Les métaphores de Bertrand Henne… mais pas que !

Pour qui se préoccupe de la politique intérieure belge, les chroniques de Bertrand Henne sont très souvent un régal. Précisément en raison du fait qu’elles font référence, ces chroniques valent la peine d’être commentées : c’est encore le cas ce 22 mai 2023, concernant son analyse de la manifestation du jour, en front commun syndical, en soutien aux travailleuses et travailleurs de Delhaize. (Chronique BH-22mai2023)  

L’image d’un tremblement de terre a très souvent été utilisée, dit-il, pour rendre compte d’autres conflits majeurs comme Renault-Vilvorde, les Forges de Clabecq ou encore la Sabena, autant de conflits qui ont marqué une rupture dans la tradition de concertation sociale. Le conflit chez Delhaize risque bien d’être un de ceux-là. Filant la métaphore, il propose d’avoir recours à la tectonique des plaques, pour rendre compte d’une idée centrale : un séisme déterminé doit être compris comme la manifestation explosive d’un mouvement lent, comme la résultante d’une patiente accumulation de forces telluriques qui finissent par se déchaîner. En l’occurrence, deux plaques s’opposent, explique-t-il : celle sur laquelle se trouve le capital et celle sur laquelle se trouve le travail. L’image est puissante (c’est le cas de le dire) et elle permet de prédire la survenance prochaine d’autres conflits qui s’expliqueront, in fine, par l’avancée inexorable de la plaque du capital.

Le poids des mots

Mais si l’image est forte, elle n’en présente pas moins des limites. Elle se caractérise surtout par un trait particulièrement dommageable : les forces en présence sont gigantesques et les mouvements de fond qui en résultent sont inéluctables, hors d’atteinte… on pourrait presque les qualifier de « naturels ».

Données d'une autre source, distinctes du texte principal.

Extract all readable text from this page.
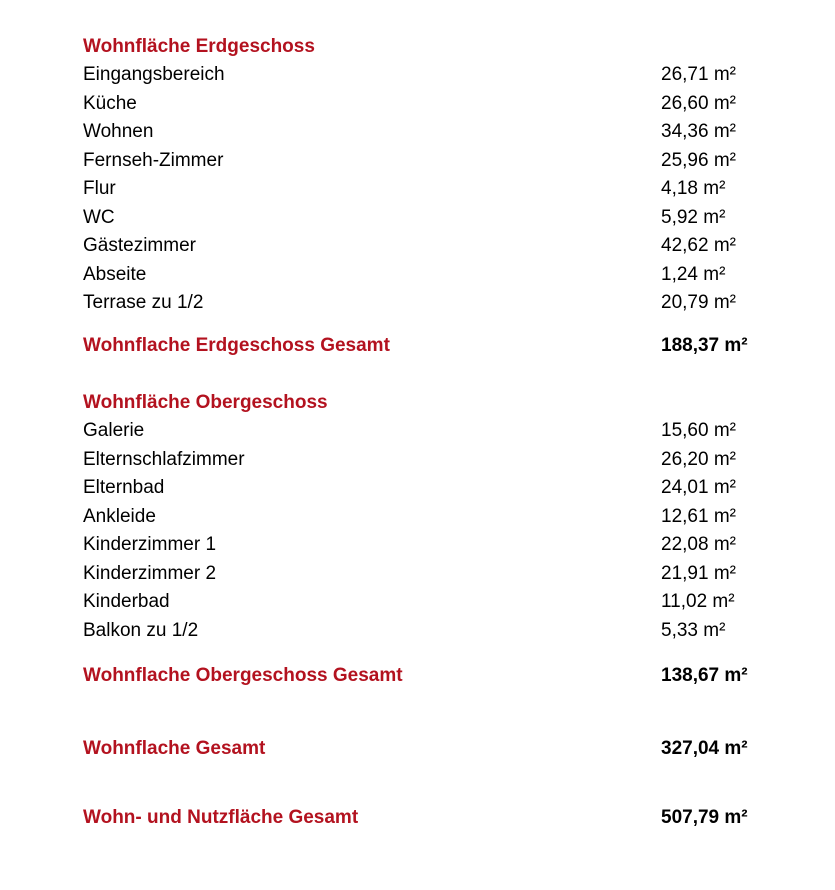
Wohnfläche Erdgeschoss
Eingangsbereich	26,71 m²
Küche	26,60 m²
Wohnen	34,36 m²
Fernseh-Zimmer	25,96 m²
Flur	4,18 m²
WC	5,92 m²
Gästezimmer	42,62 m²
Abseite	1,24 m²
Terrase zu 1/2	20,79 m²
Wohnflache Erdgeschoss Gesamt	188,37 m²
Wohnfläche Obergeschoss
Galerie	15,60 m²
Elternschlafzimmer	26,20 m²
Elternbad	24,01 m²
Ankleide	12,61 m²
Kinderzimmer 1	22,08 m²
Kinderzimmer 2	21,91 m²
Kinderbad	11,02 m²
Balkon zu 1/2	5,33 m²
Wohnflache Obergeschoss Gesamt	138,67 m²
Wohnflache Gesamt	327,04 m²
Wohn- und Nutzfläche Gesamt	507,79 m²
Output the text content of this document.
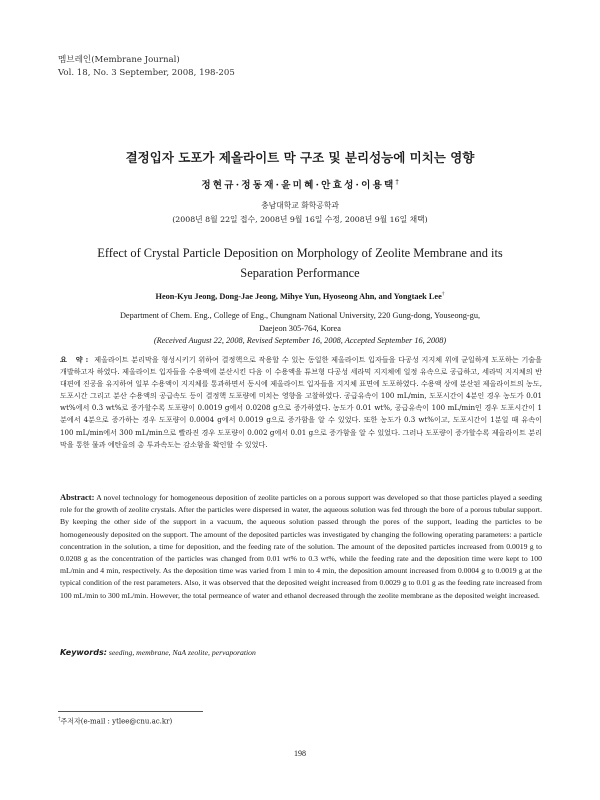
멤브레인(Membrane Journal)
Vol. 18, No. 3 September, 2008, 198-205
결정입자 도포가 제올라이트 막 구조 및 분리성능에 미치는 영향
정현규·정동재·윤미혜·안효성·이용택†
충남대학교 화학공학과
(2008년 8월 22일 접수, 2008년 9월 16일 수정, 2008년 9월 16일 채택)
Effect of Crystal Particle Deposition on Morphology of Zeolite Membrane and its Separation Performance
Heon-Kyu Jeong, Dong-Jae Jeong, Mihye Yun, Hyoseong Ahn, and Yongtaek Lee†
Department of Chem. Eng., College of Eng., Chungnam National University, 220 Gung-dong, Youseong-gu,
Daejeon 305-764, Korea
(Received August 22, 2008, Revised September 16, 2008, Accepted September 16, 2008)
요 약: 제올라이트 분리막을 형성시키기 위하여 결정핵으로 작용할 수 있는 동일한 제올라이트 입자들을 다공성 지지체 위에 균일하게 도포하는 기술을 개발하고자 하였다. 제올라이트 입자들을 수용액에 분산시킨 다음 이 수용액을 튜브형 다공성 세라믹 지지체에 일정 유속으로 공급하고, 세라믹 지지체의 반대편에 진공을 유지하여 일부 수용액이 지지체를 통과하면서 동시에 제올라이트 입자들을 지지체 표면에 도포하였다. 수용액 상에 분산된 제올라이트의 농도, 도포시간 그리고 분산 수용액의 공급속도 등이 결정핵 도포량에 미치는 영향을 고찰하였다. 공급유속이 100 mL/min, 도포시간이 4분인 경우 농도가 0.01 wt%에서 0.3 wt%로 증가할수록 도포량이 0.0019 g에서 0.0208 g으로 증가하였다. 농도가 0.01 wt%, 공급유속이 100 mL/min인 경우 도포시간이 1분에서 4분으로 증가하는 경우 도포량이 0.0004 g에서 0.0019 g으로 증가함을 알 수 있었다. 또한 농도가 0.3 wt%이고, 도포시간이 1분일 때 유속이 100 mL/min에서 300 mL/min으로 빨라진 경우 도포량이 0.002 g에서 0.01 g으로 증가함을 알 수 있었다. 그러나 도포량이 증가할수록 제올라이트 분리막을 통한 물과 에탄올의 총 투과속도는 감소함을 확인할 수 있었다.
Abstract: A novel technology for homogeneous deposition of zeolite particles on a porous support was developed so that those particles played a seeding role for the growth of zeolite crystals. After the particles were dispersed in water, the aqueous solution was fed through the bore of a porous tubular support. By keeping the other side of the support in a vacuum, the aqueous solution passed through the pores of the support, leading the particles to be homogeneously deposited on the support. The amount of the deposited particles was investigated by changing the following operating parameters: a particle concentration in the solution, a time for deposition, and the feeding rate of the solution. The amount of the deposited particles increased from 0.0019 g to 0.0208 g as the concentration of the particles was changed from 0.01 wt% to 0.3 wt%, while the feeding rate and the deposition time were kept to 100 mL/min and 4 min, respectively. As the deposition time was varied from 1 min to 4 min, the deposition amount increased from 0.0004 g to 0.0019 g at the typical condition of the rest parameters. Also, it was observed that the deposited weight increased from 0.0029 g to 0.01 g as the feeding rate increased from 100 mL/min to 300 mL/min. However, the total permeance of water and ethanol decreased through the zeolite membrane as the deposited weight increased.
Keywords: seeding, membrane, NaA zeolite, pervaporation
†주저자(e-mail : ytlee@cnu.ac.kr)
198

Dans la théorie contemporaine de la métaphore(1), on souligne que chacune d’elles met en lumière certains aspects de ce qu’elle permet de comprendre mais laisse également dans l’ombre d’autres aspects, qui sont ainsi occultés. Chaque métaphore ouvre des champs explicatifs, pointe des causes qu’elle met en exergue et présente aussi de possibles pistes d’actions à mener. Inversement, elle néglige, voire exclut d’autres champs d’explication et donc d’action.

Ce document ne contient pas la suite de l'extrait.